Allora, consapevolmente lo portai in tirocinio e lì, ebbi l’occasione di acquisire un’ulteriore duplice consapevolezza: ero l’unico ad averne uno e a portarlo con me ma soprattutto il fatto di portarlo al collo (come i medici fanno) ha suscitato verso i tutor in ospedale pensieri discordanti.
Pensieri del tipo “Guarda questo che cosa si crede di poter fare” e “Guarda un po’ questo ha un Fonendoscopio e fa bene perché ha le capacità per utilizzarlo e sfoggiarlo“.
Chi avrebbe potuto pensare, quel giorno prima della partenza, che uno strumento tale avrebbe segnato la mia figura all’interno di un ospedale.
Già, perché è assolutamente vero che a noi studenti vengano “assegnati” compiti a volte denigranti ma è allo stesso tempo vero che studiando, e anche tanto, per i tutor diventi una risorsa essenziale per la loro crescita professionale.
Personalmente i primi due mesi di tirocinio ho sperimentato e fatto mia l’assistenza “alberghiera” e “igienica” ma successivamente sono stato del tutto seguito nelle attività specifiche dell’infermiere, differenziandomi dai miei colleghi universitari che in alcuni casi mi guardavano anche male.

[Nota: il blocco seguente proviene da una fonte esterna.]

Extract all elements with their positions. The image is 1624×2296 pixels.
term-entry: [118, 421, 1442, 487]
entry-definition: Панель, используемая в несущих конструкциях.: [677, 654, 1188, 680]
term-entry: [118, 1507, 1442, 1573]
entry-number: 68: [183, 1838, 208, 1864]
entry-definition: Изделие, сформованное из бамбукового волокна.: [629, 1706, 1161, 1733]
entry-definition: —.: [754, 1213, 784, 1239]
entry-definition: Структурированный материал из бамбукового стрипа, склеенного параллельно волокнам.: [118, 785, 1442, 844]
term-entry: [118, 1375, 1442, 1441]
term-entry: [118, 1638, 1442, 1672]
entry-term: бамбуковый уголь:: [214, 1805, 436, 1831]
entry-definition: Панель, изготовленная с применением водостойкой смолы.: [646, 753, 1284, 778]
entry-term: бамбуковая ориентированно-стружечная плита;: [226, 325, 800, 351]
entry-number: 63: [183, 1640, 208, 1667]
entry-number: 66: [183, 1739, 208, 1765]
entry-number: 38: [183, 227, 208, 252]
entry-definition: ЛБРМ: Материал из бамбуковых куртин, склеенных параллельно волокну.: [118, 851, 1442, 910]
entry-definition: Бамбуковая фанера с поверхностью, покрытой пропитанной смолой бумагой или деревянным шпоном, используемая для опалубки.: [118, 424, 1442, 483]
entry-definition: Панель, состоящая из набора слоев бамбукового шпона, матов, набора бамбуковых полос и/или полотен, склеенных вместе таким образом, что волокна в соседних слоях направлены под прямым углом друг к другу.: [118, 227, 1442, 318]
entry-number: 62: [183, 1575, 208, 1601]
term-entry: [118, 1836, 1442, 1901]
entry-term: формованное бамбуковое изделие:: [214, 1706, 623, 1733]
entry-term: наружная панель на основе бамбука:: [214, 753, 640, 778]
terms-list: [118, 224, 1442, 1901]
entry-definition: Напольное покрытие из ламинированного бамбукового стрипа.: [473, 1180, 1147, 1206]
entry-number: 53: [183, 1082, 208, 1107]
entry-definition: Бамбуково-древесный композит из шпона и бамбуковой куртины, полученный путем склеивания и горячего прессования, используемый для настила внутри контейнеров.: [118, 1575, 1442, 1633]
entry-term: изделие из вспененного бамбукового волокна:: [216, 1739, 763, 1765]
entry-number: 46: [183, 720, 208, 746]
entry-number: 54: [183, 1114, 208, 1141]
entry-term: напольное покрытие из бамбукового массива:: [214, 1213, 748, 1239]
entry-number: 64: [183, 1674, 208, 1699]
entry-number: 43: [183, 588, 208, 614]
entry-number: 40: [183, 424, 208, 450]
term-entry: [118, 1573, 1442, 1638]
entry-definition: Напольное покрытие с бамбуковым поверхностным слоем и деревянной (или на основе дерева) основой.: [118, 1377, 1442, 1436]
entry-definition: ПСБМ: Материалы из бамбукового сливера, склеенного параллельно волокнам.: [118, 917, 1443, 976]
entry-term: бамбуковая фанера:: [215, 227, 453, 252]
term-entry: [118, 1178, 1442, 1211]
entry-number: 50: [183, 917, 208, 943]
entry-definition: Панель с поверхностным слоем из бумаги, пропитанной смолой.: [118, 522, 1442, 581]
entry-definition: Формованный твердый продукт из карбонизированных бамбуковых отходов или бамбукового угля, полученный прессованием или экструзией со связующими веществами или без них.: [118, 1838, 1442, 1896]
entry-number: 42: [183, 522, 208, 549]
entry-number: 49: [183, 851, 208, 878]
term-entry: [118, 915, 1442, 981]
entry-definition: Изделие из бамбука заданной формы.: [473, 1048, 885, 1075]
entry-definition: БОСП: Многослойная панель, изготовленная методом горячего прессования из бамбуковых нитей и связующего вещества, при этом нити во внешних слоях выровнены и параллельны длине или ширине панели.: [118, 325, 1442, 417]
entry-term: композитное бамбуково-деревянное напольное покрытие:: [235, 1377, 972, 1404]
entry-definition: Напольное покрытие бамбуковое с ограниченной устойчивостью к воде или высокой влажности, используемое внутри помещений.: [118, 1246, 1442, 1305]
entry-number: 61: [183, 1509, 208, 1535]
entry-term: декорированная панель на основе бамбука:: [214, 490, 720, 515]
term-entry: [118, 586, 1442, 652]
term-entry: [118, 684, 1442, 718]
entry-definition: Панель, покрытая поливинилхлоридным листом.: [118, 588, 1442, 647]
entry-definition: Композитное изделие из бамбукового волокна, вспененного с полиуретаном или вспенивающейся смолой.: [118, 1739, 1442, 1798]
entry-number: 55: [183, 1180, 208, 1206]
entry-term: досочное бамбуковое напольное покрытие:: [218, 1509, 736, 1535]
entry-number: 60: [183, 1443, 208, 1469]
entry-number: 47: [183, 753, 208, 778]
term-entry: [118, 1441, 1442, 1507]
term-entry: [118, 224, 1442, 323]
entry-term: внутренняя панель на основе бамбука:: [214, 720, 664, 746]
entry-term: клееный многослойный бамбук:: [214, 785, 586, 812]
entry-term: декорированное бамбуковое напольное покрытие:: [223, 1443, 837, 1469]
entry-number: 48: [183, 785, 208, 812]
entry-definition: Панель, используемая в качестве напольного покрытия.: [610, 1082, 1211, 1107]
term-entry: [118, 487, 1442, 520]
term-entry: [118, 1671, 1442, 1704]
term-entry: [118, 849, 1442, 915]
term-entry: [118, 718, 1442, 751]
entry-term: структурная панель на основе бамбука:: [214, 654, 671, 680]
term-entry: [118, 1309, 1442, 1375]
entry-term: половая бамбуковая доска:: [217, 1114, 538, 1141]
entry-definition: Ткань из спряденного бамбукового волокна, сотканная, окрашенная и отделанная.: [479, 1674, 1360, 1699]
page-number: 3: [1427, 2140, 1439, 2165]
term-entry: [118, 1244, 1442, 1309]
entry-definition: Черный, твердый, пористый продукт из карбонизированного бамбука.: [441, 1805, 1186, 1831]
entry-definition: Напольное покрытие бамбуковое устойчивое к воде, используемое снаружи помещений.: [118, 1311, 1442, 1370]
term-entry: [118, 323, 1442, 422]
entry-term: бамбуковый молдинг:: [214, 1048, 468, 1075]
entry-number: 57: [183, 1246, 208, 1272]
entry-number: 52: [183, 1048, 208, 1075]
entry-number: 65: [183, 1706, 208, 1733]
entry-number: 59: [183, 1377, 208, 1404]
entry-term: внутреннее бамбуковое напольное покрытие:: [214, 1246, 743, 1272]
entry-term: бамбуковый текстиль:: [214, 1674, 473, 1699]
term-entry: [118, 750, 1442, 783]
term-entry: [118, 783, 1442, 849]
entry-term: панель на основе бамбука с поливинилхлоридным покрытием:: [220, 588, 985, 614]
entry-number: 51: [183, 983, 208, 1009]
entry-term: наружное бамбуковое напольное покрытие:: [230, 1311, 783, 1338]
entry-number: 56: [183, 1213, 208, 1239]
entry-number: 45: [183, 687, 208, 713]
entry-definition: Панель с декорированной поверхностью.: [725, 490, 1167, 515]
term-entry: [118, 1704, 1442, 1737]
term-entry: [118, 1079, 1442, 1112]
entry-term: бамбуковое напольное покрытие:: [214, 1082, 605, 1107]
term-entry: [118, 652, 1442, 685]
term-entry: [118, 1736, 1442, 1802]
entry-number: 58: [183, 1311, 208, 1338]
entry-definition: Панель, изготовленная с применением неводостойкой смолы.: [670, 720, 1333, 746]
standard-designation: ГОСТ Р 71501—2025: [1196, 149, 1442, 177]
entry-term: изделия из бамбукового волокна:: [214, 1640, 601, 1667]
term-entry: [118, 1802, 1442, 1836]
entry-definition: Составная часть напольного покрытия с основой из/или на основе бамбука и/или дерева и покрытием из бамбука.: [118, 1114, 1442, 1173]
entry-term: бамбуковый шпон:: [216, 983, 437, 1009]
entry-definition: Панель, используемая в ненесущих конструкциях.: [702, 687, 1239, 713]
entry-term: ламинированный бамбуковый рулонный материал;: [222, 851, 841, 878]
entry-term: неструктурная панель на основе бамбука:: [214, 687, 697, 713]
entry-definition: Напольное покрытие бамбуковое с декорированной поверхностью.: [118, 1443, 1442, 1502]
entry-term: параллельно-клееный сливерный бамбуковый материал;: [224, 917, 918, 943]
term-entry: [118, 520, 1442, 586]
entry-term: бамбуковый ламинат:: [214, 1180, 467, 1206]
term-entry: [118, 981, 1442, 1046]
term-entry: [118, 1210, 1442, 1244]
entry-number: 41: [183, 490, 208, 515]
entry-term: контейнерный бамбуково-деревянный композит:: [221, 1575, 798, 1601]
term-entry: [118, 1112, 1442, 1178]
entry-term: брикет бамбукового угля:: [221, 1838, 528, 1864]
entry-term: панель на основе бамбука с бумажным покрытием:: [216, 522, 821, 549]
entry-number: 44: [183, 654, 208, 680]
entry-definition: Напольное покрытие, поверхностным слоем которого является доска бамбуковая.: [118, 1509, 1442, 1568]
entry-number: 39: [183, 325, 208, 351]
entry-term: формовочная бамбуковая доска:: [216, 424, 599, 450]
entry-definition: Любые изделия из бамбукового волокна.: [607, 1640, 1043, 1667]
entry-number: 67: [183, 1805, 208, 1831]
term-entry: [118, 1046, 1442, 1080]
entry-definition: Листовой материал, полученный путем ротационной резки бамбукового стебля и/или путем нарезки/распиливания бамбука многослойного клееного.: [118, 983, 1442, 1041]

Ma in fondo io ero lo “studente col fonendoscopio al collo“.
In conclusione quando finirò il corso di studi, grazie anche agli spunti che mi date, avrò la consapevolezza che l’infermiere deve avere una cultura scientifica e ampia!
È grazie alla conoscenza che si crea sviluppo, in questo caso professionale, e a volte coadiuvati anche da un Fonendoscopio.
Ringraziamo Baldassarre Palumbo per la preziosa testimonianza che sicuramente risulterà essere un’interessante fonte di discussione.